A minima, our results support a particular conclusion: both studies offer direct and solid evidence that virtue and vice attributions do not follow identic algorithms but rather that people flexibly manipulate both the kind of algorithm (i.e. Bayesian or average-based) and the overestimation of different bits of information, possibly depending on how congruent presented information is. This conclusion is compatible with recent research proposing that blame and praise attributions, serving different adaptive purposes, are not symmetric processes but rather follow from distinct cognitive mechanisms (R. A. Anderson et al., 2020). These conclusions might be applied to recent models purporting to model the complete cognitive architecture of social prediction (Tamir & Thornton, 2018).
Future research should explore the link between blame and praise, as attributions about a person’s actions in a given context, as opposed to more permanent, character attributions. In what circumstances or based on which information do blame and praise attributions can cross over and become more permanent attributions? How do situational variables affecting blame and praise attributions can have an effect on character attributions and the algorithms underlying them? Future research should look into these questions while continuing with nascent work on formalization of moral decision-making. Specifically, there is no consensus on the nature of the algorithms underlying virtue and vice attributions which makes it premature to interpret person-level parameters.
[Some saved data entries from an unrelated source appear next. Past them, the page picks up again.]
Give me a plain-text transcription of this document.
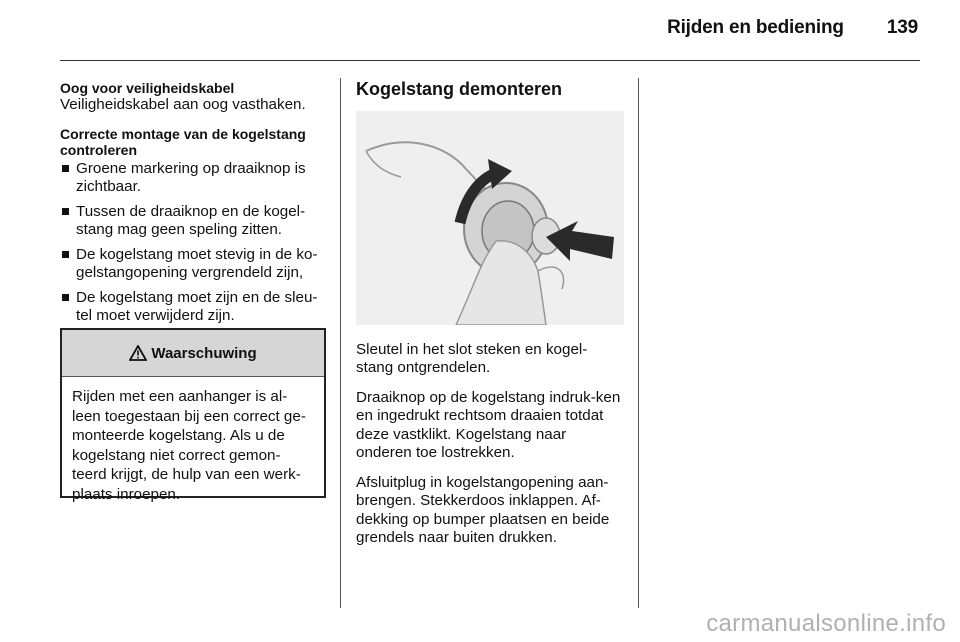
Rijden en bediening 139
Oog voor veiligheidskabel
Veiligheidskabel aan oog vasthaken.
Correcte montage van de kogelstang controleren
Groene markering op draaiknop is zichtbaar.
Tussen de draaiknop en de kogel-stang mag geen speling zitten.
De kogelstang moet stevig in de ko-gelstangopening vergrendeld zijn,
De kogelstang moet zijn en de sleu-tel moet verwijderd zijn.
Waarschuwing
Rijden met een aanhanger is al-leen toegestaan bij een correct ge-monteerde kogelstang. Als u de kogelstang niet correct gemon-teerd krijgt, de hulp van een werk-plaats inroepen.
Kogelstang demonteren
Sleutel in het slot steken en kogel-stang ontgrendelen.
Draaiknop op de kogelstang indruk-ken en ingedrukt rechtsom draaien totdat deze vastklikt. Kogelstang naar onderen toe lostrekken.
Afsluitplug in kogelstangopening aan-brengen. Stekkerdoos inklappen. Af-dekking op bumper plaatsen en beide grendels naar buiten drukken.
carmanualsonline.info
However, once established, efforts ought to be made to determine person-level parameters or even algorithms and their consequences for social cognition.
Acknowledgments
Authors would like to thank A.E. Monroe and G.P.D. Ingram for comments on a very early version of this article. L.F. Talero for invaluable help in data collection as well as several anonymous reviewers whose comments helped shape the final version of this manuscript.
Funding
This paper was funded by the Colombian Ministry for Science and Technology - Minciencias through the national doctoral training scholarships 727 (2015).
Competing Interests
The authors have no competing interests to declare.
Author Contributions
Conceptualization, Writing- Original draft preparation: SB. Methodology, Data curation, Visualization, Investigation, Writing- Reviewing and Editing: SB & WJL.
Data Accessibility Statement
All materials (including materials, raw data and code) available at: https://osf.io/xsv3e/?view_only=07ef8777795b4990855c02722624d690 .
Footnotes
See behaviour and trait determination procedures, final materials, data analysis scripts and raw data for all studies in https://osf.io/xsv3e/?view_only=07ef8777795b4990855c02722624d690 .
Target or distractor behaviours in the virtue and vice conditions were determined through pilot study results. Behaviours whose marginal probability (P(B|Tr) with virtue or vice was below 0.1 were considered distractors. Behaviours whose prior probability for virtue or vice was above 0.1 were considered target for virtue or vice attribution. No behaviour was strongly associated with both virtues and vices simultaneously.
While we believe the more incongruent information offered study 2 is a better reflection of naturalistic informational contexts in which Bayesian models could be used to make sense of agent’s behaviour, this study was not designed nor run prior to these conclusions. Study 2 was designed and ran after data from study 1 was collected and analysed. Hence, we cannot claim complete pre-registration of study 2.